There is a lot of attention being put on Apple’s App Store these days. And Google‘s own option, Google Play, too, but certainly more in Apple’s direction. Many people want change, including the likes of Epic Games (and Spotify and others). And some United States Senators are leaning in the same direction.
A new bill (the “Open App Markets Act“) introduced in the Senate on Wednesday, introduced by Senators Richard Blumenthal (D-CT), Amy Klobuchar (D-MN), and Marsha Blackburn (R-TN), would ban digital app stores from the likes of Apple and Google from forcing developers to rely solely on the store’s first-party payment system. While Apple does allow for third-party payment options in very select scenarios, the vast majority of apps available in the App Store must use Apple’s first-party payment system when paying for things directly within the app.
Many apps bypass this by not allowing users to pay for things within the app, including subscriptions. Spotify, Netflix, and many others simply don’t offer the option, instead relying on their own websites to let interested folks sign up for their services.
The bill also bars companies from “punishing developers that offer lower prices on a separate app store or through their own payment systems”, per The Verge. One more thing the bill introduces: barring companies like Apple from using non-public data to create competing applications that rival third-party alternatives. The bill would also make it so companies would need to allow third-party app stores and even side-loading of apps.

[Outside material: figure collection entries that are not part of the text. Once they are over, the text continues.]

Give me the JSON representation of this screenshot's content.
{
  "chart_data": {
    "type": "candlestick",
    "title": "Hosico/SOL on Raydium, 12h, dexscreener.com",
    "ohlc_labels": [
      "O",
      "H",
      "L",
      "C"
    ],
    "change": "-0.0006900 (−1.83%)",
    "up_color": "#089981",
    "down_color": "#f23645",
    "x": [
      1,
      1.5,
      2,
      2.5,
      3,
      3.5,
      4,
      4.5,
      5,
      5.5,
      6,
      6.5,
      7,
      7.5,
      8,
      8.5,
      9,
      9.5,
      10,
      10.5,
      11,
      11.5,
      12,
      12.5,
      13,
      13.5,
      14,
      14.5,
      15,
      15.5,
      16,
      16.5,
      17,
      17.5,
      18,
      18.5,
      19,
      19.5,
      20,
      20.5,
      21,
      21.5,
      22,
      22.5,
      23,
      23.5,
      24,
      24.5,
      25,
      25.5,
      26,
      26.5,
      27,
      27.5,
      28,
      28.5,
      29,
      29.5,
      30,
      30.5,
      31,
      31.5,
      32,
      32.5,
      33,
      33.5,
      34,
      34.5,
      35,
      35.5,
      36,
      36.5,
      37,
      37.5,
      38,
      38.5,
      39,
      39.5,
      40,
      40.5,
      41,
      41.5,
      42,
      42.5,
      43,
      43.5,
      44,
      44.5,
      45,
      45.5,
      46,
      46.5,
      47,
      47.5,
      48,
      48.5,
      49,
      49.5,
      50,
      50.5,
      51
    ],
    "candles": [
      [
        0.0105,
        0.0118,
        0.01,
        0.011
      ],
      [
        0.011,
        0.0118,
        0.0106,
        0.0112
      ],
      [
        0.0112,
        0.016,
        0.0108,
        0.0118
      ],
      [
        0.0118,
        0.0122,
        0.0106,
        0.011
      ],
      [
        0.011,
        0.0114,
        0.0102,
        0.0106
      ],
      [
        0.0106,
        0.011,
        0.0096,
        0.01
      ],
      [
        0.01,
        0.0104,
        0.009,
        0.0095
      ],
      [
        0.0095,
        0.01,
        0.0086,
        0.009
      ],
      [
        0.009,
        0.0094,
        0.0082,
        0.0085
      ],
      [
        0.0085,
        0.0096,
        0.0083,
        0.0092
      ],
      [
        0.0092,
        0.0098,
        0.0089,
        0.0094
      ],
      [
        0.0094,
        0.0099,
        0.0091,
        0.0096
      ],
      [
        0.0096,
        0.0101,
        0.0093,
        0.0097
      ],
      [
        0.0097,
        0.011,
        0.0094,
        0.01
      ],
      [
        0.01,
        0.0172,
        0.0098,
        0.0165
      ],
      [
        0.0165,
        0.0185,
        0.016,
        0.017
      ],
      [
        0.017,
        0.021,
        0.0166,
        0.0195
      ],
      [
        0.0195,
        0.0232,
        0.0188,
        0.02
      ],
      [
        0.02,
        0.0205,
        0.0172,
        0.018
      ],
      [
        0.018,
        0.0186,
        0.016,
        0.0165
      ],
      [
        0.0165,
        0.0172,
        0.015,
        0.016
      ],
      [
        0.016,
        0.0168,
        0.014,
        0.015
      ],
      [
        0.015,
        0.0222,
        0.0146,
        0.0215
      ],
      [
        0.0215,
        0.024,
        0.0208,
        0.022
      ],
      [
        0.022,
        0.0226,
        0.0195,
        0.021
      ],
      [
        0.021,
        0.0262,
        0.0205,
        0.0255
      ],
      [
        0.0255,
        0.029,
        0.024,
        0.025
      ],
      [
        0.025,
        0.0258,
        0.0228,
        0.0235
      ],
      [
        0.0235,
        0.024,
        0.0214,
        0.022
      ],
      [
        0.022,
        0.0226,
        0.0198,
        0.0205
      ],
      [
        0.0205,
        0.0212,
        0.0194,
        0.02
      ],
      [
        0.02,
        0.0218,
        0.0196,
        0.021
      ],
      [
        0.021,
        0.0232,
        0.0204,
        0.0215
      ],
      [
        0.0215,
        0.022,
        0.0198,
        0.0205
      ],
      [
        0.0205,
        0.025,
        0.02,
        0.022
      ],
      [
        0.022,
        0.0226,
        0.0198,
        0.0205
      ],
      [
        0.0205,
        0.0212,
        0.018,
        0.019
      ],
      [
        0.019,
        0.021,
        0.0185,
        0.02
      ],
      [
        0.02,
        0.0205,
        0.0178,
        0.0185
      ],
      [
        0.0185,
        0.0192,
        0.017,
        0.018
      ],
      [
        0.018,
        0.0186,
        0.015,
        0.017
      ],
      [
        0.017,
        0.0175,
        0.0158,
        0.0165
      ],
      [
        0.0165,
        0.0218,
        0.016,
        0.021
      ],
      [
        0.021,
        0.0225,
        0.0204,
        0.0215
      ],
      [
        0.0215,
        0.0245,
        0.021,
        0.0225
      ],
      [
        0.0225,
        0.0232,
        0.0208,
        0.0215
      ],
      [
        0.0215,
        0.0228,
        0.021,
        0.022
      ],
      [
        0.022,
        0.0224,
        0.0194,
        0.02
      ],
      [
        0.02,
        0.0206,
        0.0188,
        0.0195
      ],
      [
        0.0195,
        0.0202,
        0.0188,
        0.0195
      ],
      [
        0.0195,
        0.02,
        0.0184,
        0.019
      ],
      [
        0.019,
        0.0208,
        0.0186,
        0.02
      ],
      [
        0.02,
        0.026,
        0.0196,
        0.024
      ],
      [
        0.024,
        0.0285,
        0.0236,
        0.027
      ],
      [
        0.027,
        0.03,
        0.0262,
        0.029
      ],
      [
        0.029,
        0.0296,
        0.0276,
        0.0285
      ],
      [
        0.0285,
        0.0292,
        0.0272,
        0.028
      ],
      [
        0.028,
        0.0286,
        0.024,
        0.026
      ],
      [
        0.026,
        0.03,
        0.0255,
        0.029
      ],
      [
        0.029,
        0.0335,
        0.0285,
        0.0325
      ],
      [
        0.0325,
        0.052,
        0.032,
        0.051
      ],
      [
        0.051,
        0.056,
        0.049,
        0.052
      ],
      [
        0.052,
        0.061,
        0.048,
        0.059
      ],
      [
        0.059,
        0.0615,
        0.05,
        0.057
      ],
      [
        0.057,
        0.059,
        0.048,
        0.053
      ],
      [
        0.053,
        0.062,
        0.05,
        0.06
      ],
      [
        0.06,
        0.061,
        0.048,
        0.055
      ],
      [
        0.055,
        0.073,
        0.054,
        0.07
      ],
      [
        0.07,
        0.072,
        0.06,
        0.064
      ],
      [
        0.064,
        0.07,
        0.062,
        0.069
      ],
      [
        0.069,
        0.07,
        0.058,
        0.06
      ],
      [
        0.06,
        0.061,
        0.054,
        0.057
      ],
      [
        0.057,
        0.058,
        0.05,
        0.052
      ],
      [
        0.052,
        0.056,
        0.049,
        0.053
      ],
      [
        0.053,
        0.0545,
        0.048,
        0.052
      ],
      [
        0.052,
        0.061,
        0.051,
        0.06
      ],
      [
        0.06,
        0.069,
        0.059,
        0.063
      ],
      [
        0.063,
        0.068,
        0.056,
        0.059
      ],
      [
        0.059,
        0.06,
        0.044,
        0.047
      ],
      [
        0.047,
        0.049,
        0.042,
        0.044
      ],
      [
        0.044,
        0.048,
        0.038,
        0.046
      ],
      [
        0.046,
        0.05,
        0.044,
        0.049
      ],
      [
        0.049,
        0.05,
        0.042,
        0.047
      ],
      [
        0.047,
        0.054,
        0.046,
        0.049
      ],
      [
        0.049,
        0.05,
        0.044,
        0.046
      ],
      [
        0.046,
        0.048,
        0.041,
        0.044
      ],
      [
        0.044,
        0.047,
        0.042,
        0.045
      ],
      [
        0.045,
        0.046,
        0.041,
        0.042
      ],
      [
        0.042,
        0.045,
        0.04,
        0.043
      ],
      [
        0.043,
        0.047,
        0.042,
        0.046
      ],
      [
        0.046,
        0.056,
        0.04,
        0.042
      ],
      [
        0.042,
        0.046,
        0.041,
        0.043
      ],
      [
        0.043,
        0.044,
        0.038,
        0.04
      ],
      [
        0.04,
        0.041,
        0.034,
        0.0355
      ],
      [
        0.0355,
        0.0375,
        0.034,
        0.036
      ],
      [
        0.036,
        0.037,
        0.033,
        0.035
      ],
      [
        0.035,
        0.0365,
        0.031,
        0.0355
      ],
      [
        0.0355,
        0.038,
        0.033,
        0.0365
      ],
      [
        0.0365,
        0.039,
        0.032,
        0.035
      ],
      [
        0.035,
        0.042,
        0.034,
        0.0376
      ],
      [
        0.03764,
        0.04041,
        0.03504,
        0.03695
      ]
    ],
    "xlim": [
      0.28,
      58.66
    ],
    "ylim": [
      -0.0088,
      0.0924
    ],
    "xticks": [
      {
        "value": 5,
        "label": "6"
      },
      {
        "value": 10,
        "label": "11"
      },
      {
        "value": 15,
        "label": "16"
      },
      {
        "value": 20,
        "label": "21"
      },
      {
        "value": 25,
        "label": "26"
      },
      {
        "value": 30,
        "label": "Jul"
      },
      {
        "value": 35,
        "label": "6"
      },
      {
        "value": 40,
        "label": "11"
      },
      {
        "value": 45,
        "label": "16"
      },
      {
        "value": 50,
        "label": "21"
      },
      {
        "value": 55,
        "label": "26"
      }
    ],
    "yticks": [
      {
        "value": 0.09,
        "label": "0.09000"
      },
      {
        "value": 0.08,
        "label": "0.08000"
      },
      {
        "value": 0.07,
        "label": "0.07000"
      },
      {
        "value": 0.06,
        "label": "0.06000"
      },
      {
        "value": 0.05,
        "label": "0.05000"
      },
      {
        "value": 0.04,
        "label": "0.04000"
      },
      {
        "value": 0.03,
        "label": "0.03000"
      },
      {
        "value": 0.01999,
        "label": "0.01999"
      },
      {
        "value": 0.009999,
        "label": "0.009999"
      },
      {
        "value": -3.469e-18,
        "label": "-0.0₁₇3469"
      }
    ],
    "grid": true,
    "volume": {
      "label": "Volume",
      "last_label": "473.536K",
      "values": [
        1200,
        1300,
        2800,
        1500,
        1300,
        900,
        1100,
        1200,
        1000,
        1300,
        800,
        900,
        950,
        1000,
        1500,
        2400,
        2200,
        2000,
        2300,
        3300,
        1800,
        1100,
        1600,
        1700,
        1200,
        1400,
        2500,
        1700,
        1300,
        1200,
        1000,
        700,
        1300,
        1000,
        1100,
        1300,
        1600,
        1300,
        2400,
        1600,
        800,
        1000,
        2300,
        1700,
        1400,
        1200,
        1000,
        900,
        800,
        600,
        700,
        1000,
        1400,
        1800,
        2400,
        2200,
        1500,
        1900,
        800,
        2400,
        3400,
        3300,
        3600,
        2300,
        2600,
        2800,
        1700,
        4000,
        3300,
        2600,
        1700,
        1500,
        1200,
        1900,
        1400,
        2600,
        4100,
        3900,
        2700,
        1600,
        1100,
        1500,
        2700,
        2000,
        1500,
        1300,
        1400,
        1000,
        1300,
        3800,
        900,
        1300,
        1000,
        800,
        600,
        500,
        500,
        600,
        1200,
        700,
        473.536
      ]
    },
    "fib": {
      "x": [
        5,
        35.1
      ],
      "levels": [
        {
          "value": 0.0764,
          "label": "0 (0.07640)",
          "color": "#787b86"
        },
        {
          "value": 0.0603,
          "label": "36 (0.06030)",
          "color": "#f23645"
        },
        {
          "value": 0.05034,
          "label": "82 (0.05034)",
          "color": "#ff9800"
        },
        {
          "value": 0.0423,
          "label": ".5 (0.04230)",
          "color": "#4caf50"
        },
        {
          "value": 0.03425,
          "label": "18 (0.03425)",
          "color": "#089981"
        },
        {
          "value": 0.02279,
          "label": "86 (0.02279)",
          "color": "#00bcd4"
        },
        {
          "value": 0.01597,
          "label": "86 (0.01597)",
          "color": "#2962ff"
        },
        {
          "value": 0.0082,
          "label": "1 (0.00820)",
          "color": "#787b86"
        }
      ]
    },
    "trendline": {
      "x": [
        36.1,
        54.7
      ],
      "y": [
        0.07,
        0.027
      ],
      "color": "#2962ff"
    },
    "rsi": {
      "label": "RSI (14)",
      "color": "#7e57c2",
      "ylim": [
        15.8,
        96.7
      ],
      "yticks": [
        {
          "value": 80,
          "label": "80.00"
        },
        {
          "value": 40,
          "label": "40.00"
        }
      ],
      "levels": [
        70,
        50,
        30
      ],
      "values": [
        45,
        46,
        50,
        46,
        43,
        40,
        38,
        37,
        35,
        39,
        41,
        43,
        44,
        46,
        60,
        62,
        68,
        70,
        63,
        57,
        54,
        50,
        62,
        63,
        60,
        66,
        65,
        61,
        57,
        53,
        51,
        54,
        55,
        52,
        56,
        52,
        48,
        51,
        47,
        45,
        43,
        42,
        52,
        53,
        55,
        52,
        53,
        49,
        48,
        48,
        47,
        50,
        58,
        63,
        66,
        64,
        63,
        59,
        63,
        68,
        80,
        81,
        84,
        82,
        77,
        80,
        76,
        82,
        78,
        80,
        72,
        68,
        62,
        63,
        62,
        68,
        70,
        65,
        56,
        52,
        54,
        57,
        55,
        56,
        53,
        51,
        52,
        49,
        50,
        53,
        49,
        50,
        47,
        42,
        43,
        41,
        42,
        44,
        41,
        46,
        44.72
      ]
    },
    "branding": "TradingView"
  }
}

Blumenthal had this to say in a statement following the submission of the bill to the Senate:
For years, Apple and Google have squashed competitors and kept consumers in the dark—pocketing hefty windfalls while acting as supposedly benevolent gatekeepers of this multi-billion dollar market. This bipartisan bill will help break these tech giants’ ironclad grip, open the app economy to new competitors, and give mobile users more control over their own devices.
In a separate statement, the Coalition for App Fairness (of which Spotify and Epic Games and Tile are associated) weighed in:
We have worked toward creating a fairer and more competitive app marketplace for both developers and consumers. The bipartisan Open App Markets Act is a step towards holding big tech companies accountable for practices that stifle competition for developers in the U.S. and around the world.
Epic Games launched its own war against the App Store and Google Play via its mega-popular battle royale game Fortnite. At the time, and ever since, Epic Games has argued that Apple (and Google) are strangling the app market in general, stifling competition, and much more. As of right now, a federal judge is reviewing that case, and we’re all just waiting on a determination.